December 7, 2016 (Wednesday)

by Yule Heibel on December 6, 2017

Who are we writing for?

Someone I’m Facebook friends with got into another flamewar with one of his Facebook friends over politics. The FOAF-person who posted the original article which offended my Facebook friend then wrote (but sadly, deleted) in his defence of having posted an opinion perceived as controversial by my Facebook friend that he (the FOAF) posts a lot to Facebook to “confuse its algorithm.”

I find this shocking. So now we are “engaging” on social media (and writing, politicizing, and thinking) to outfox an algorithm?

Seriously, wtf?

How is this affecting us, changing our brains, if we’re now posting and writing (and therefore thinking) with an eye to the algorithm (versus persons)?

People: the algorithm can continue infinitely, it never tires. We do, however.

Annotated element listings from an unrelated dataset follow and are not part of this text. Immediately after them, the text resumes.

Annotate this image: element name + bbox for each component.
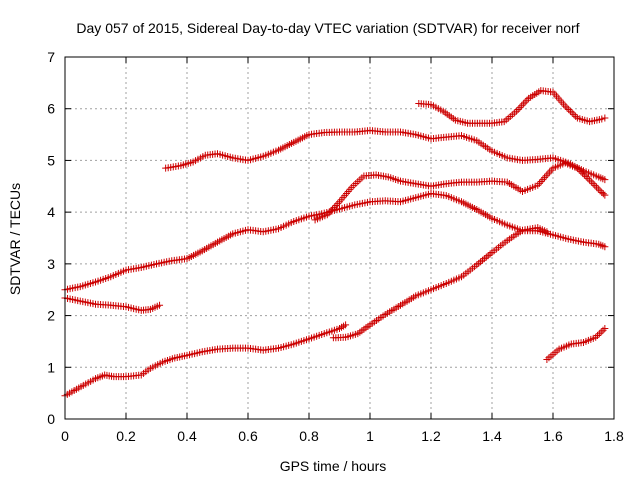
x-axis-label: GPS time / hours [280,458,387,474]
data-point [587,178,595,186]
data-point [582,173,590,181]
data-point [598,115,606,123]
x-tick-label: 1 [366,428,374,444]
y-tick-label: 4 [47,204,55,220]
y-tick-label: 2 [47,308,55,324]
data-point [599,326,607,334]
data-point [594,185,602,193]
y-tick-label: 3 [47,256,55,272]
data-point [579,169,587,177]
data-point [561,102,569,110]
x-tick-label: 0.6 [238,428,258,444]
data-point [584,174,592,182]
data-point [565,106,573,114]
data-point [596,187,604,195]
data-point [601,176,609,184]
data-point [591,181,599,189]
series-track-h [543,325,609,364]
data-point [599,190,607,198]
data-point [592,333,600,341]
data-point [580,171,588,179]
series-track-b [61,190,609,294]
x-tick-label: 1.2 [421,428,441,444]
x-tick-label: 1.8 [604,428,624,444]
y-tick-label: 0 [47,411,55,427]
data-point [563,104,571,112]
data-point [543,228,551,236]
series-track-d [329,224,551,342]
data-point [601,325,609,332]
x-tick-label: 0.4 [177,428,197,444]
data-point [601,114,609,122]
series-track-e [162,126,609,184]
x-tick-label: 1.4 [482,428,502,444]
axis-ticks: 0 0.2 0.4 0.6 0.8 1 1.2 1.4 1.6 1.8 0 1 2 3 4 5 6 7 [47,49,624,444]
x-tick-label: 0.8 [299,428,319,444]
data-point [566,107,574,115]
data-point [568,109,576,117]
series-track-f [311,159,609,224]
x-tick-label: 1.6 [543,428,563,444]
data-point [589,180,597,188]
data-point [342,321,350,329]
y-axis-label: SDTVAR / TECUs [7,183,23,295]
data-point [601,243,609,251]
data-point [597,328,605,336]
data-points [61,87,609,400]
data-point [570,111,578,119]
x-tick-label: 0 [61,428,69,444]
data-point [594,332,602,340]
y-tick-label: 1 [47,359,55,375]
data-point [156,301,164,309]
data-point [573,164,581,172]
chart-title: Day 057 of 2015, Sidereal Day-to-day VTE… [76,20,579,36]
data-point [586,176,594,184]
data-point [595,330,603,338]
y-tick-label: 6 [47,101,55,117]
data-point [575,166,583,174]
data-point [593,183,601,191]
plot-frame [64,56,615,420]
data-point [601,191,609,199]
data-point [577,168,585,176]
series-track-c [61,321,350,400]
y-tick-label: 7 [47,49,55,65]
series-track-g [415,87,609,127]
data-point [572,112,580,120]
y-tick-label: 5 [47,152,55,168]
x-tick-label: 0.2 [116,428,136,444]
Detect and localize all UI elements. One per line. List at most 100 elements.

The algorithm can outfox us infinitely, too. We’ll never outfox it. If we “play” by its rules, we’re fucked, a priori. I was reminded also of earlier “advice,” which now in retrospect seems right in line with the algorithm critique I’m trying to articulate here, that we should always “like” our own posts since doing so would drive them up in the feeds of others. Again, a “hack” to outfox the algorithm. I still see my one of my Facebook friends doing this, slavishly, on every one of his posts. (A slave to the algorithm…)

Yesterday, when I saw my Facebook friend’s post (and stupidly didn’t screenshot it right away, nor the FOAF’s pre-edit responses), I also got, via email, one of Nir Eyal’s newsletters wherein he describes how, post-election, online news made him crazy, and what he did about it. Eyal points out that online news is “open,” which echoes what I’m saying about the infinite nature of the algorithm. It wants to keep you coming back again and again, so it never “closes” or finishes. In a high-tension environment, this can keep you clicking to “refresh” (but actually read the same things over and over) again and again and again, till you’re practically going bonkers. Eyal’s “cure” was to limit himself to actual, physical, printed newspapers for news. He wrote that the newspaper is curated, edited, and “finished,” sent out as a complete product. You read it, then fold it up, and put it away. You’re done.

You achieve completion. With the algorithm, I might add, there is no completion. It goes on forever.

What do want to be mentally? Completely torn apart, or at least semi-composed, completed? Restless, or at rest?